His wife, Melinda, stressed the need to use and make more widely available the tools known to stop the spread of the virus.

"Today fewer than one in five people who are at high risk for HIV have access to things like condoms, clean needles, education and testing," she said. "That's something that simply needs to change.

"One of the things that we fundamentally believe about HIV the more that we've been involved in this is you have to put the power in the hands of women. That is going to be the way to change this epidemic."

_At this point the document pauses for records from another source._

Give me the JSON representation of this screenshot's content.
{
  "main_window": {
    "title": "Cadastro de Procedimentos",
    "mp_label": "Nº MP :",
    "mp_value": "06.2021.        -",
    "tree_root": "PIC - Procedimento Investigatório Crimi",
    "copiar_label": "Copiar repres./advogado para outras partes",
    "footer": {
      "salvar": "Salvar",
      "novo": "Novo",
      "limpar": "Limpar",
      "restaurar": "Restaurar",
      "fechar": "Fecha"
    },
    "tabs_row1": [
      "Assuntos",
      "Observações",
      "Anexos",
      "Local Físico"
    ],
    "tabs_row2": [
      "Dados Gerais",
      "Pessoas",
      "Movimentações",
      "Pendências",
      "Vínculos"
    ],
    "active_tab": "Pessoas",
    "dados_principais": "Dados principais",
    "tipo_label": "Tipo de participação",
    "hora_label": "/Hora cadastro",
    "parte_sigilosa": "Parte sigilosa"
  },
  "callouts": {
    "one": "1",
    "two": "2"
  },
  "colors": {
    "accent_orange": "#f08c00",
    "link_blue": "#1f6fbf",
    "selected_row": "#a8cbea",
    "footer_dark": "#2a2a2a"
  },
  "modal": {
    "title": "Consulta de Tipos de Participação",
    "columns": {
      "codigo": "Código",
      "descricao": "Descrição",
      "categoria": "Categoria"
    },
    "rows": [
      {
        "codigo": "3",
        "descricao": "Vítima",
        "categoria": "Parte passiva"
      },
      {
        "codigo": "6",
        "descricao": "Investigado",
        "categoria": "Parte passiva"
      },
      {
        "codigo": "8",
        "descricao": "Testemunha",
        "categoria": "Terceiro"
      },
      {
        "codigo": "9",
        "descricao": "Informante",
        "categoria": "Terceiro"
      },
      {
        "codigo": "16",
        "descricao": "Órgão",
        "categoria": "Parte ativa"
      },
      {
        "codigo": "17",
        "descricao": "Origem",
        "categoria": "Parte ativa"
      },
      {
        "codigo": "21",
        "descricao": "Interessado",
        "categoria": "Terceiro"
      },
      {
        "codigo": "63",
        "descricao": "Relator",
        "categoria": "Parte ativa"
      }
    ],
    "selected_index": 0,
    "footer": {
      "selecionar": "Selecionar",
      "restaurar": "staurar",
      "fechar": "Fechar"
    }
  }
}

Gov. Gen. Michaelle Jean — a native of Haiti — recalled the stigma around HIV/AIDS to which people of her homeland were subjected, saying it is time to change attitudes about the disease in all corners of the world.

"AIDS knows no boundaries, nor has it any regard for our prejudices or the ways in which we ostracize and abandon one another," Jean said. "Is that not reason enough to put those prejudices to rest and come together to fight this universal threat?

"We must be relentless in our fight against discrimination, which breeds fear and ignorance. We must ensure that people living with this disease are not treated like pariahs."

Frika Chia Iskandar, an HIV-positive woman from Jakarta, said "stigma and discrimination are still happening, noting that a dentist refused to treat her last year. "It's still there. Nothing much has changed."

The conference has brought an estimated 24,000 delegates and 3,000 journalists from around the world to Toronto for the biggest gathering in the now-biennial meeting's 21-year history.

Former U.S. president Bill Clinton, the crown prince and princess of Norway, UN AIDS for Africa envoy Stephen Lewis, and actors Richard Gere, Sandra Oh and Olympia Dukakis are scheduled to attend.

The two-hour opening was to be followed by a concert featuring Alicia Keys, Barenaked Ladies, the Blue Man Group, Our Lady Peace, Amanda Marshall and Chantal Kreviazuk.

Conference workshops and plenary sessions officially begin Monday, and will deal with a wide range of issues — from scientific research to caring for those with HIV/AIDS to preventing the spread of the virus, which has killed 25 million people in the last 25 years and infected about 40 million worldwide.